The news that the Philippines has just reported its first case alarmed our group as we were travelling down the mountain roads back to the city. The next pieces of news took a natural course the way of disease outbreaks because a second person who tested positive died, and the number of people under observation continued to increase.
Country after country reported theirs. China, site of the pandemic epicenter, has locked down and quarantined its affected areas. Photos from around the world showed medical professionals in full hospital and laboratory gear and seas of people wearing protective face masks.
In the Philippines, the face masks have run out from drugstores since January after Taal Volcano, one of the country’s active volcanoes, erupted, causing a hazy and ashfall-heavy air.
So on a brief travel from Yangon to Bangkok in mid-January, I hoarded all kinds of face masks from Bangkok’s 7-11 stores and gave away a few to family and friends for some form of protection. I’m not really a hoarder as I have been using face masks since five years ago as protection from pollution, from riding congested transport such as the metrorail, and prevention of rhinitis attack.

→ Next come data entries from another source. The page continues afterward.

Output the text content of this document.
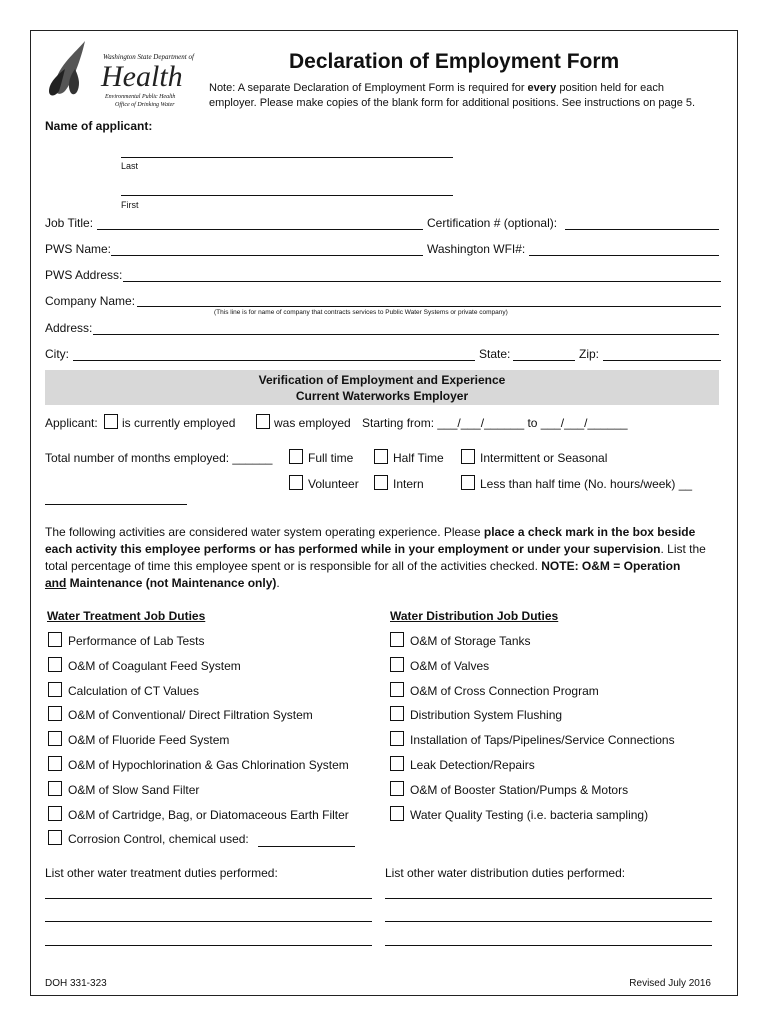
Washington State Department of
Health
Environmental Public Health
Office of Drinking Water
Declaration of Employment Form
Note: A separate Declaration of Employment Form is required for every position held for each
employer. Please make copies of the blank form for additional positions. See instructions on page 5.
Name of applicant:
Last
First
Job Title:	Certification # (optional):
PWS Name:	Washington WFI#:
PWS Address:
Company Name:
(This line is for name of company that contracts services to Public Water Systems or private company)
Address:
City:	State:	Zip:
Verification of Employment and Experience
Current Waterworks Employer
Applicant: is currently employed	was employed Starting from: ___/___/______ to ___/___/______
Total number of months employed: ______	Full time	Half Time	Intermittent or Seasonal
Volunteer	Intern	Less than half time (No. hours/week) __
The following activities are considered water system operating experience. Please place a check mark in the box beside
each activity this employee performs or has performed while in your employment or under your supervision. List the
total percentage of time this employee spent or is responsible for all of the activities checked. NOTE: O&M = Operation
and Maintenance (not Maintenance only).
Water Treatment Job Duties
Performance of Lab Tests
O&M of Coagulant Feed System
Calculation of CT Values
O&M of Conventional/ Direct Filtration System
O&M of Fluoride Feed System
O&M of Hypochlorination & Gas Chlorination System
O&M of Slow Sand Filter
O&M of Cartridge, Bag, or Diatomaceous Earth Filter
Corrosion Control, chemical used:
Water Distribution Job Duties
O&M of Storage Tanks
O&M of Valves
O&M of Cross Connection Program
Distribution System Flushing
Installation of Taps/Pipelines/Service Connections
Leak Detection/Repairs
O&M of Booster Station/Pumps & Motors
Water Quality Testing (i.e. bacteria sampling)
List other water treatment duties performed:	List other water distribution duties performed:
DOH 331-323	Revised July 2016
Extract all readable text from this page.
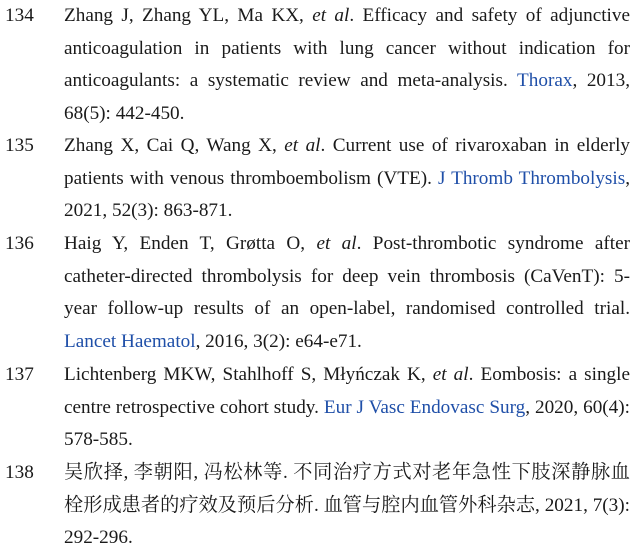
134 Zhang J, Zhang YL, Ma KX, et al. Efficacy and safety of adjunctive anticoagulation in patients with lung cancer without indication for anticoagulants: a systematic review and meta-analysis. Thorax, 2013, 68(5): 442-450.
135 Zhang X, Cai Q, Wang X, et al. Current use of rivaroxaban in elderly patients with venous thromboembolism (VTE). J Thromb Thrombolysis, 2021, 52(3): 863-871.
136 Haig Y, Enden T, Grøtta O, et al. Post-thrombotic syndrome after catheter-directed thrombolysis for deep vein thrombosis (CaVenT): 5-year follow-up results of an open-label, randomised controlled trial. Lancet Haematol, 2016, 3(2): e64-e71.
137 Lichtenberg MKW, Stahlhoff S, Młyńczak K, et al. Eombosis: a single centre retrospective cohort study. Eur J Vasc Endovasc Surg, 2020, 60(4): 578-585.
138 吴欣择, 李朝阳, 冯松林等. 不同治疗方式对老年急性下肢深静脉血栓形成患者的疗效及预后分析. 血管与腔内血管外科杂志, 2021, 7(3): 292-296.
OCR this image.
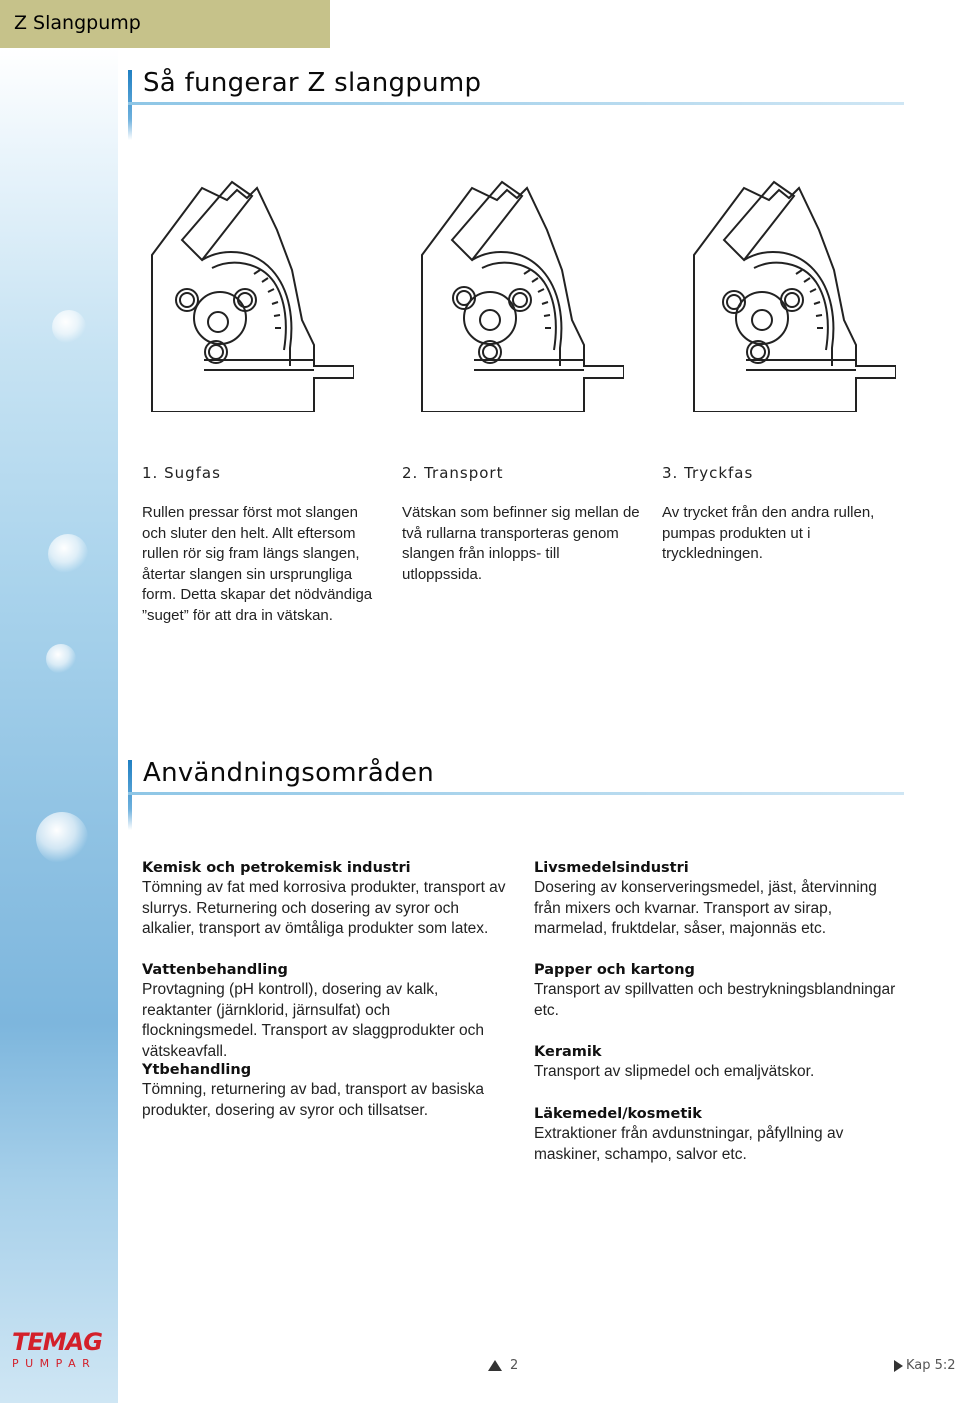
Z Slangpump
Så fungerar Z slangpump
1. Sugfas
Rullen pressar först mot slangen och sluter den helt. Allt eftersom rullen rör sig fram längs slangen, återtar slangen sin ursprungliga form. Detta skapar det nödvändiga ”suget” för att dra in vätskan.
2. Transport
Vätskan som befinner sig mellan de två rullarna transporteras genom slangen från inlopps- till utloppssida.
3. Tryckfas
Av trycket från den andra rullen, pumpas produkten ut i tryckledningen.
Användningsområden

Kemisk och petrokemisk industri

Tömning av fat med korrosiva produkter, transport av slurrys. Returnering och dosering av syror och alkalier, transport av ömtåliga produkter som latex.

Vattenbehandling

Provtagning (pH kontroll), dosering av kalk, reaktanter (järnklorid, järnsulfat) och flockningsmedel. Transport av slaggprodukter och vätskeavfall.

Ytbehandling

Tömning, returnering av bad, transport av basiska produkter, dosering av syror och tillsatser.

Livsmedelsindustri

Dosering av konserveringsmedel, jäst, återvinning från mixers och kvarnar. Transport av sirap, marmelad, fruktdelar, såser, majonnäs etc.

Papper och kartong

Transport av spillvatten och bestrykningsblandningar etc.

Keramik

Transport av slipmedel och emaljvätskor.

Läkemedel/kosmetik

Extraktioner från avdunstningar, påfyllning av maskiner, schampo, salvor etc.

TEMAG
PUMPAR	2	Kap 5:2
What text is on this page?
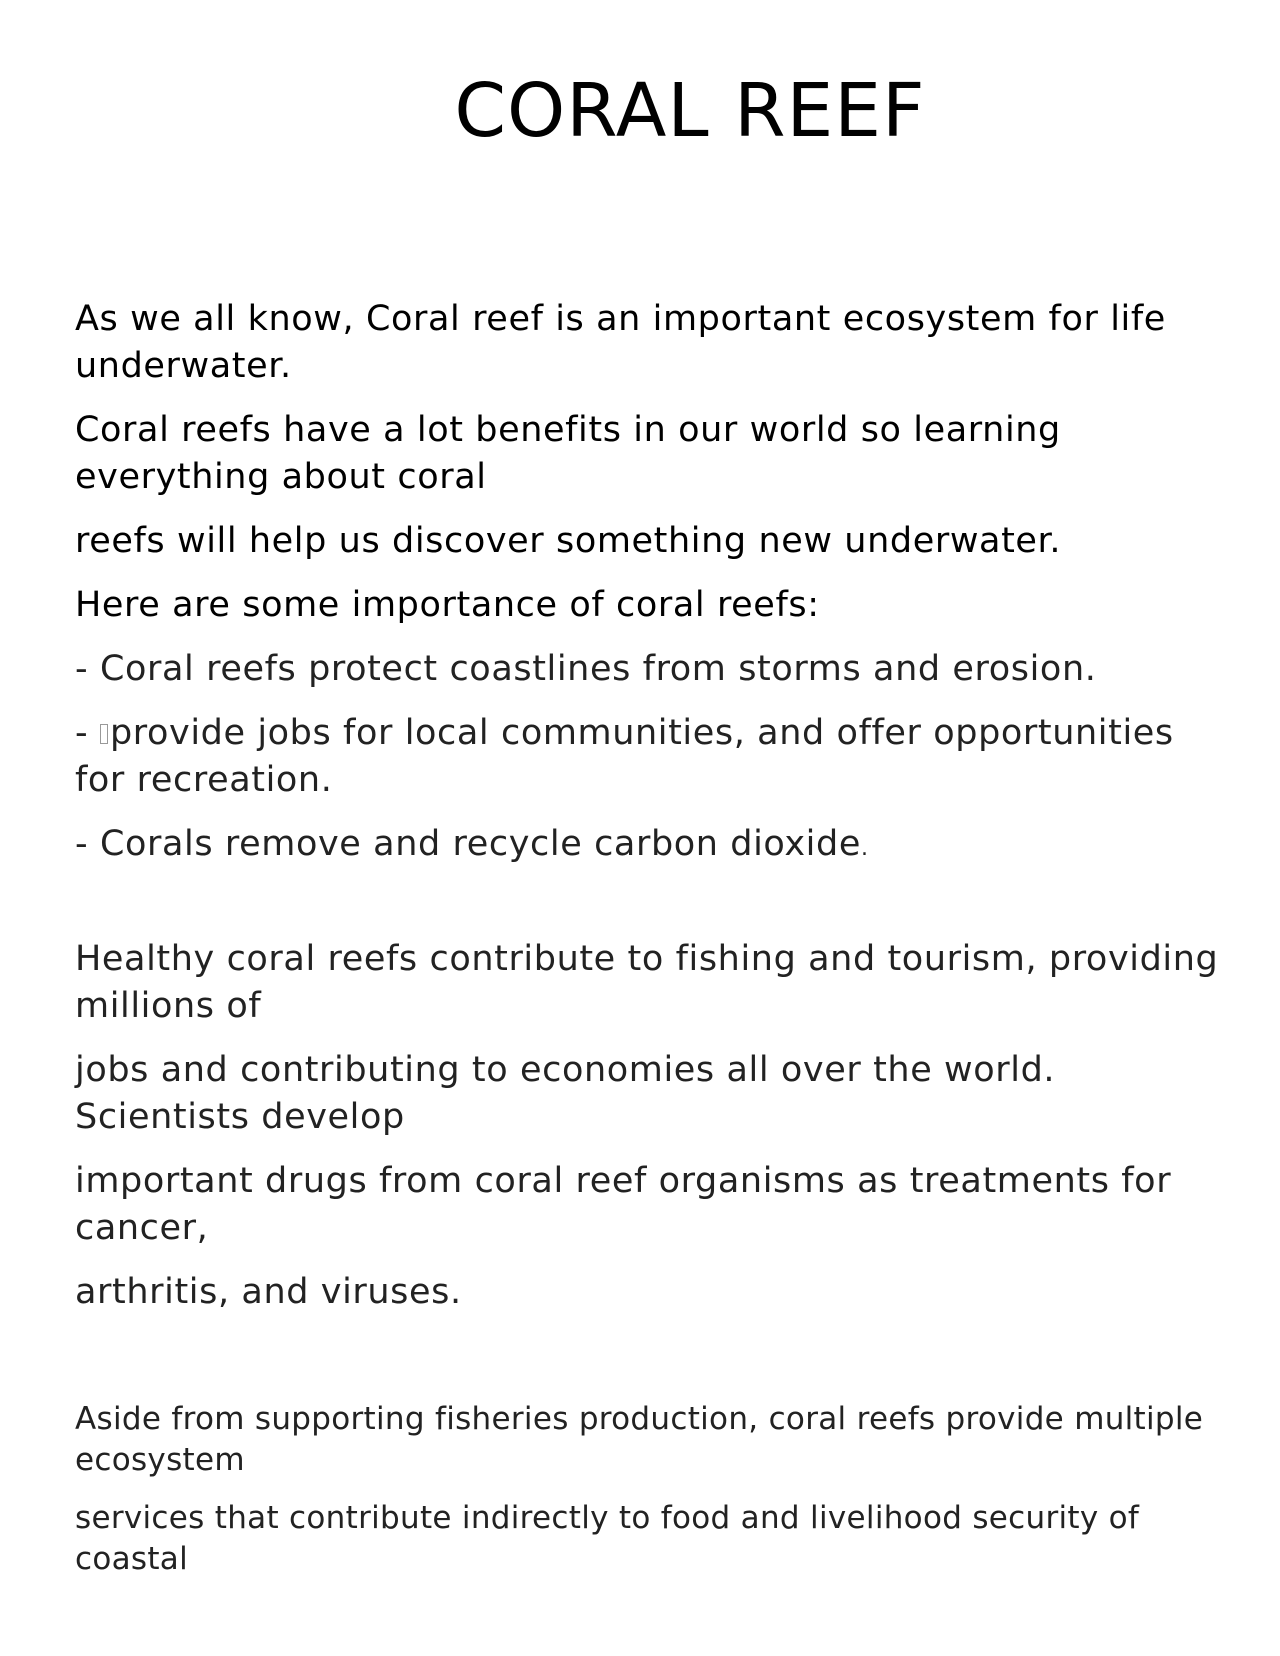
CORAL REEF

As we all know, Coral reef is an important ecosystem for life underwater.

Coral reefs have a lot benefits in our world so learning everything about coral

reefs will help us discover something new underwater.

Here are some importance of coral reefs:

- Coral reefs protect coastlines from storms and erosion.

- provide jobs for local communities, and offer opportunities for recreation.

- Corals remove and recycle carbon dioxide.

Healthy coral reefs contribute to fishing and tourism, providing millions of

jobs and contributing to economies all over the world. Scientists develop

important drugs from coral reef organisms as treatments for cancer,

arthritis, and viruses.

Aside from supporting fisheries production, coral reefs provide multiple ecosystem

services that contribute indirectly to food and livelihood security of coastal
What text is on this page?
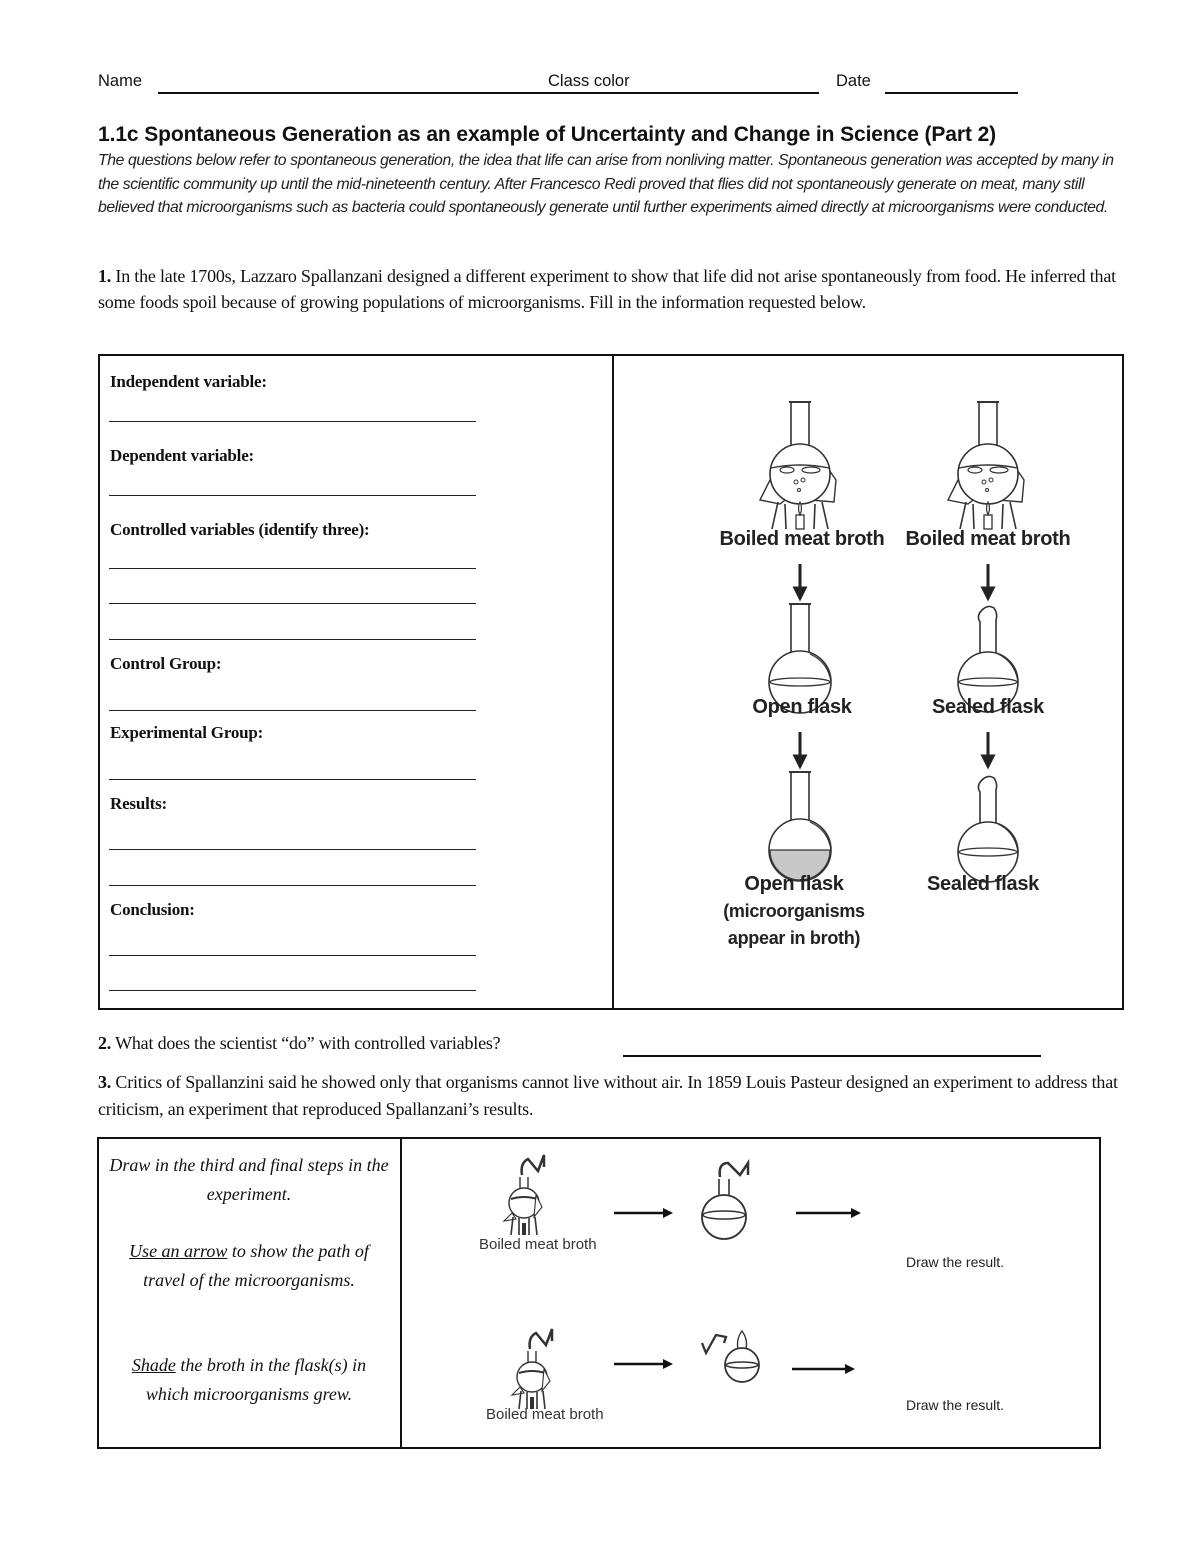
Name	Class color	Date
1.1c Spontaneous Generation as an example of Uncertainty and Change in Science (Part 2)
The questions below refer to spontaneous generation, the idea that life can arise from nonliving matter. Spontaneous generation was accepted by many in the scientific community up until the mid-nineteenth century. After Francesco Redi proved that flies did not spontaneously generate on meat, many still believed that microorganisms such as bacteria could spontaneously generate until further experiments aimed directly at microorganisms were conducted.
1. In the late 1700s, Lazzaro Spallanzani designed a different experiment to show that life did not arise spontaneously from food. He inferred that some foods spoil because of growing populations of microorganisms. Fill in the information requested below.
Independent variable:
Dependent variable:
Controlled variables (identify three):
Control Group:
Experimental Group:
Results:
Conclusion:
Boiled meat broth	Boiled meat broth
Open flask	Sealed flask
Open flask
(microorganisms
appear in broth)
Sealed flask
2. What does the scientist “do” with controlled variables?
3. Critics of Spallanzini said he showed only that organisms cannot live without air. In 1859 Louis Pasteur designed an experiment to address that criticism, an experiment that reproduced Spallanzani’s results.
Draw in the third and final steps in the experiment.
Use an arrow to show the path of travel of the microorganisms.
Shade the broth in the flask(s) in which microorganisms grew.
Boiled meat broth
Draw the result.
Boiled meat broth
Draw the result.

The volcano and the virus provided a startling beginning of the year. But that was not yet it. As the volcanic alert level stayed and the death toll and case count from the virus continues, a few more countries report the death of pigs from African swine flu, a spillover from the 2019 outbreak that has affected food production and supply. Others report outbreaks of the reemerging H5N8 bird flu virus.
It is an unsettling experience that has creeped into conversations with friends, some of whom say that we may be in a prelude to the end of the world. When we see the casualty count rise each time we read the updates, or when specific news say people are dropping dead one by one, the notion may be true.